As grandes famílias religiosas estão, sem dúvida, destinadas a durar, mas acho que não será tão indispensável ter tal multiplicidade de congregações femininas ligadas a essas grandes famílias. Como fazer para sustentar a vida consagrada? Se as forças vivas são dispersas, se esgotam, mas se forem concentradas, o grão armazenado apodrece. São Domingos desde o início enviou seus irmãos dois a dois e foi isso que permitiu que a Ordem nascesse. Sempre nos encontramos entre dois riscos.
Que lições podemos tirar da história para o futuro da vida consagrada?
A vida religiosa, desde suas origens, é um colocar-se de lado. A figura emblemática para mim é Santo Antônio que vai para o deserto. Ficando de lado, está no centro. Como fazemos, com os números que temos, para estar presentes nas nossas comunidades ocidentais? Há coisas em que podemos contar: uma verdadeira competência sobre o envelhecimento e sobre a vida comum entre as diferentes gerações, de que a nossa sociedade necessita....Mas existe também este colocar-se lado que constitui a vida religiosa, cujos dois fundamentos são a solidão e o compartilhamentos dos bens.

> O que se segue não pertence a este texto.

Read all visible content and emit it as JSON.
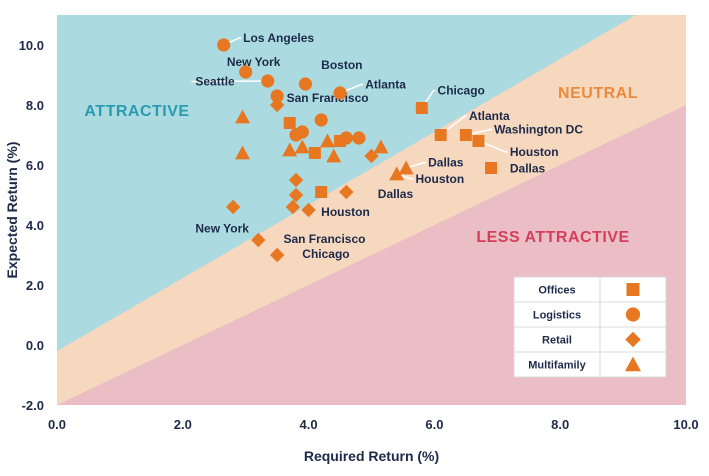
{
  "chart_data": {
    "type": "scatter",
    "xlabel": "Required Return (%)",
    "ylabel": "Expected Return (%)",
    "xlim": [
      0,
      10
    ],
    "ylim": [
      -2,
      11
    ],
    "x_ticks": [
      "0.0",
      "2.0",
      "4.0",
      "6.0",
      "8.0",
      "10.0"
    ],
    "y_ticks": [
      "-2.0",
      "0.0",
      "2.0",
      "4.0",
      "6.0",
      "8.0",
      "10.0"
    ],
    "zones": [
      {
        "name": "ATTRACTIVE",
        "color": "#abdbe0",
        "text_color": "#2a9ab0"
      },
      {
        "name": "NEUTRAL",
        "color": "#f6d8bf",
        "text_color": "#ec8a3c"
      },
      {
        "name": "LESS ATTRACTIVE",
        "color": "#ebbdc4",
        "text_color": "#d4405a"
      }
    ],
    "boundaries": {
      "upper": [
        [
          0,
          -0.2
        ],
        [
          9.2,
          11.0
        ]
      ],
      "lower": [
        [
          0,
          -2.0
        ],
        [
          10.0,
          8.0
        ]
      ]
    },
    "marker_color": "#e87722",
    "series": [
      {
        "name": "Offices",
        "marker": "square",
        "points": [
          [
            3.7,
            7.4
          ],
          [
            4.1,
            6.4
          ],
          [
            4.2,
            5.1
          ],
          [
            4.5,
            6.8
          ],
          [
            5.8,
            7.9
          ],
          [
            6.1,
            7.0
          ],
          [
            6.5,
            7.0
          ],
          [
            6.7,
            6.8
          ],
          [
            6.9,
            5.9
          ]
        ]
      },
      {
        "name": "Logistics",
        "marker": "circle",
        "points": [
          [
            2.65,
            10.0
          ],
          [
            3.0,
            9.1
          ],
          [
            3.35,
            8.8
          ],
          [
            3.5,
            8.3
          ],
          [
            3.95,
            8.7
          ],
          [
            4.5,
            8.4
          ],
          [
            4.2,
            7.5
          ],
          [
            3.9,
            7.1
          ],
          [
            3.8,
            7.0
          ],
          [
            4.6,
            6.9
          ],
          [
            4.8,
            6.9
          ]
        ]
      },
      {
        "name": "Retail",
        "marker": "diamond",
        "points": [
          [
            2.8,
            4.6
          ],
          [
            3.2,
            3.5
          ],
          [
            3.5,
            3.0
          ],
          [
            3.5,
            8.0
          ],
          [
            3.8,
            5.5
          ],
          [
            3.8,
            5.0
          ],
          [
            3.75,
            4.6
          ],
          [
            4.0,
            4.5
          ],
          [
            4.6,
            5.1
          ],
          [
            5.0,
            6.3
          ]
        ]
      },
      {
        "name": "Multifamily",
        "marker": "triangle",
        "points": [
          [
            2.95,
            7.6
          ],
          [
            2.95,
            6.4
          ],
          [
            3.7,
            6.5
          ],
          [
            3.9,
            6.6
          ],
          [
            4.3,
            6.8
          ],
          [
            4.4,
            6.3
          ],
          [
            5.15,
            6.6
          ],
          [
            5.4,
            5.7
          ],
          [
            5.55,
            5.9
          ]
        ]
      }
    ],
    "city_labels": [
      {
        "text": "Los Angeles",
        "x": 2.65,
        "y": 10.0,
        "lx": 2.96,
        "ly": 10.1,
        "line": true
      },
      {
        "text": "New York",
        "x": 3.0,
        "y": 9.1,
        "lx": 2.7,
        "ly": 9.3,
        "line": false
      },
      {
        "text": "Seattle",
        "x": 3.35,
        "y": 8.8,
        "lx": 2.2,
        "ly": 8.65,
        "line": true
      },
      {
        "text": "Boston",
        "x": 3.95,
        "y": 8.7,
        "lx": 4.2,
        "ly": 9.2,
        "line": false
      },
      {
        "text": "Atlanta",
        "x": 4.5,
        "y": 8.4,
        "lx": 4.9,
        "ly": 8.55,
        "line": true
      },
      {
        "text": "San Francisco",
        "x": 3.5,
        "y": 8.0,
        "lx": 3.65,
        "ly": 8.1,
        "line": false
      },
      {
        "text": "Chicago",
        "x": 5.8,
        "y": 7.9,
        "lx": 6.05,
        "ly": 8.35,
        "line": true
      },
      {
        "text": "Atlanta",
        "x": 6.1,
        "y": 7.0,
        "lx": 6.55,
        "ly": 7.5,
        "line": true
      },
      {
        "text": "Washington DC",
        "x": 6.5,
        "y": 7.0,
        "lx": 6.95,
        "ly": 7.05,
        "line": true
      },
      {
        "text": "Houston",
        "x": 6.7,
        "y": 6.8,
        "lx": 7.2,
        "ly": 6.3,
        "line": true
      },
      {
        "text": "Dallas",
        "x": 5.55,
        "y": 5.9,
        "lx": 5.9,
        "ly": 5.95,
        "line": true
      },
      {
        "text": "Houston",
        "x": 5.4,
        "y": 5.7,
        "lx": 5.7,
        "ly": 5.4,
        "line": true
      },
      {
        "text": "Dallas",
        "x": 6.9,
        "y": 5.9,
        "lx": 7.2,
        "ly": 5.75,
        "line": false
      },
      {
        "text": "Dallas",
        "x": 4.6,
        "y": 5.1,
        "lx": 5.1,
        "ly": 4.9,
        "line": false
      },
      {
        "text": "Houston",
        "x": 4.0,
        "y": 4.5,
        "lx": 4.2,
        "ly": 4.3,
        "line": false
      },
      {
        "text": "New York",
        "x": 2.8,
        "y": 4.6,
        "lx": 2.2,
        "ly": 3.75,
        "line": false
      },
      {
        "text": "San Francisco",
        "x": 3.2,
        "y": 3.5,
        "lx": 3.6,
        "ly": 3.4,
        "line": false
      },
      {
        "text": "Chicago",
        "x": 3.5,
        "y": 3.0,
        "lx": 3.9,
        "ly": 2.9,
        "line": false
      }
    ],
    "legend": {
      "placement": "bottom-right",
      "entries": [
        {
          "label": "Offices",
          "marker": "square"
        },
        {
          "label": "Logistics",
          "marker": "circle"
        },
        {
          "label": "Retail",
          "marker": "diamond"
        },
        {
          "label": "Multifamily",
          "marker": "triangle"
        }
      ]
    },
    "grid": false
  }
}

O que você diria a uma jovem que deseja abraçar a vida religiosa?
Venha e veja... Mas conserve seu espírito crítico. Cuidado, porque existem comunidades desviantes, e não é, por exemplo, pela presença de muitos jovens que a vida na Igreja é vivida. Às vezes, os abusos de poder estão escondidos por trás de fachadas vistosas de certas comunidades. O critério decisivo é como os institutos permitem desenvolver a liberdade interior. Devemos controlar para que as comunidades não pratiquem a clonagem, para que existam diversidades de opinião, diferentes formas de entender a fé e de votar, e conflitos ideológicos, porque é isso que permite saber se há liberdade de pensamento dentro da comunidade. E se insistem e mandam todos os dias um monte de sms para saber como você está durante o retiro, fuja.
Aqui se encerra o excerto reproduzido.